Menus larcins. Pour en savoir plus, l'auteur a longuement erré à Roissy, assise de temps en temps sur un banc, pensant aux pensées qui la traverseraient, aux sensations qu'elle ressentirait si elle était indétectable. Les affaires d'autant plus difficiles que son héroïne a perdu la mémoire. "Avant d’échouer ici, tout n’est pas clair. Je me réveille dans une chambre, incapable de me rappeler qui je suis, écrit Tiffany Tavernier. Les flics me questionnent, mais peut-être les médecins. […] Ma tête me lance Après, je ne sais plus. Il pleut, je frissonne. Puis j'atterris ici, où je suis pris pour un voyageur. C'était il y a environ huit mois. "Huit mois de petits délits, un sac vidé dans les toilettes, dont elle ne gardera que l'argent; huit mois pour aller à Hambourg, Londres ou Dubaï, un New Herald Tribune arraché d'une poubelle sous le bras; huit mois pour aller à attendre devant les arrivées du vol AF 445 de Rio en mémoire des "228 personnes qui, par ce même vol, ont trouvé la mort dans la nuit du 30 mai entre 23 h 10 et 23 h 14, au-dessus de l'Atlantique Océan, miles et miles de toutes les terres et plus de la moitié des corps n'ont pas été récupérés. Les passagers disparus à qui elle identifie, elle qui est tombée quelque huit mois plus tôt, "une chute fracassante dont je suis sorti autre".

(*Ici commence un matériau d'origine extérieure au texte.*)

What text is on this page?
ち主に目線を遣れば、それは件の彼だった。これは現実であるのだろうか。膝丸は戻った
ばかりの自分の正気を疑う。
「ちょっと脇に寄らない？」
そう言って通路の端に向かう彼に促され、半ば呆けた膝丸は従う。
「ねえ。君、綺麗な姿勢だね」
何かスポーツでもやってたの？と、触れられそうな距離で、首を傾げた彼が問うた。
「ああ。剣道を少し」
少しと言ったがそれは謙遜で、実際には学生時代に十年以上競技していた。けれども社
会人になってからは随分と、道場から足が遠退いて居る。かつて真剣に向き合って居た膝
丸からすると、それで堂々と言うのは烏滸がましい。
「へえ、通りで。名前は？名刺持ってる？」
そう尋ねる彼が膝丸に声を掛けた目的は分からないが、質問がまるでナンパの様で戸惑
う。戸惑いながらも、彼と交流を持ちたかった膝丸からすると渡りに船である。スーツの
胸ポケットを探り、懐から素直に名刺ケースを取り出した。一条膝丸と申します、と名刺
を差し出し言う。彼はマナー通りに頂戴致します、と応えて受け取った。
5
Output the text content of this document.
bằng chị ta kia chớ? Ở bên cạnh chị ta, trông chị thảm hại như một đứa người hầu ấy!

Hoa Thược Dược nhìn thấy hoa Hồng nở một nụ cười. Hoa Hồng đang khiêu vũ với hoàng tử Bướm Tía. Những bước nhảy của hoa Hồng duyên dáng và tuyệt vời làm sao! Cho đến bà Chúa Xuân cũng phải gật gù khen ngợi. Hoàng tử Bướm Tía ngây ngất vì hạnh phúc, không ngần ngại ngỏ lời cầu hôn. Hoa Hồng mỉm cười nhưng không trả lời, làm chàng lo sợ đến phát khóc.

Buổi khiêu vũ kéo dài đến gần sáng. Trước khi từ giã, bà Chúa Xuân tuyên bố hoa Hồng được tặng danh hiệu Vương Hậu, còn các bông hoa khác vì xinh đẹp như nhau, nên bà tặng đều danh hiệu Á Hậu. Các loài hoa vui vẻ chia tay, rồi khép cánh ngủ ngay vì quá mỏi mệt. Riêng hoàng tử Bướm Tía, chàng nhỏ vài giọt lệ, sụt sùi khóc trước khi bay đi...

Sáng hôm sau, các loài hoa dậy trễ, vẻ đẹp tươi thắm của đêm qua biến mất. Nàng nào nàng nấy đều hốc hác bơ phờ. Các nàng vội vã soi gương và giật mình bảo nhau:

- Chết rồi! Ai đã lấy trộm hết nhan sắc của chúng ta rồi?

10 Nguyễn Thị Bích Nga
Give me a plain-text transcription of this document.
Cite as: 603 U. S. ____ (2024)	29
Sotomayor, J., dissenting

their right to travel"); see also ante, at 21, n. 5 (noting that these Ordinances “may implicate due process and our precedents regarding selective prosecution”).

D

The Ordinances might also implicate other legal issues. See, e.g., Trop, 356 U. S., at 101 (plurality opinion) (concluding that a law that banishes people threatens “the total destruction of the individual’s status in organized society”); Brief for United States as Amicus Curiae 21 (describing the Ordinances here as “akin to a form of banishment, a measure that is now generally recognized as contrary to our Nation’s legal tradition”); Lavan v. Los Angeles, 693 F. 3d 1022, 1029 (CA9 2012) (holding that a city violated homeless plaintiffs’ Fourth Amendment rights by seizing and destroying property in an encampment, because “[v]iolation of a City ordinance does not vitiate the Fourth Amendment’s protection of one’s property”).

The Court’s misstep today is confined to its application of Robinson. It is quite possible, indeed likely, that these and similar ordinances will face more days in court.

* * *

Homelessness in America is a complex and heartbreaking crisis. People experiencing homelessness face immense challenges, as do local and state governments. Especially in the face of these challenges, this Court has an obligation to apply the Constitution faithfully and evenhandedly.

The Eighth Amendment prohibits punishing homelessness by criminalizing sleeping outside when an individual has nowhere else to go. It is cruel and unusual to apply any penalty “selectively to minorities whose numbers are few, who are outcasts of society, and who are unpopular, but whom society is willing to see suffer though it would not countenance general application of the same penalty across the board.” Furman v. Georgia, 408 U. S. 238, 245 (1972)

Amoureux du passage. Que ressentons-nous quand nous n'avons plus de mémoire ou d'identité? C'est aussi la quête de ce roman. Tout est vécu dans le moment présent, tout passe par le sentiment. "C’est ce que nous devrions tous faire, cesser de parler, ne plus être une masse d’émotions, c’est un état d’énormité", dit Tavernier. Mais cet état a un temps. Des flashs de mémoire vont rapidement attaquer les indétectables. Des bouffées qui se brisent à chaque fois. Elle est convaincue d'avoir commis le mal, peut-être même tué. Et le roman prend l'apparence d'un crime, qui l'a tué et pourquoi? Et son amant, Vlad, qui a construit un abri dans le sous-sol, quelle tragédie tente-t-il de fuir? Dans ce monde grouillant qu'est l'aéroport, où l'on ne fait jamais ça, certains cachent leur solitude et leurs cauchemars, c'est aussi Roissy.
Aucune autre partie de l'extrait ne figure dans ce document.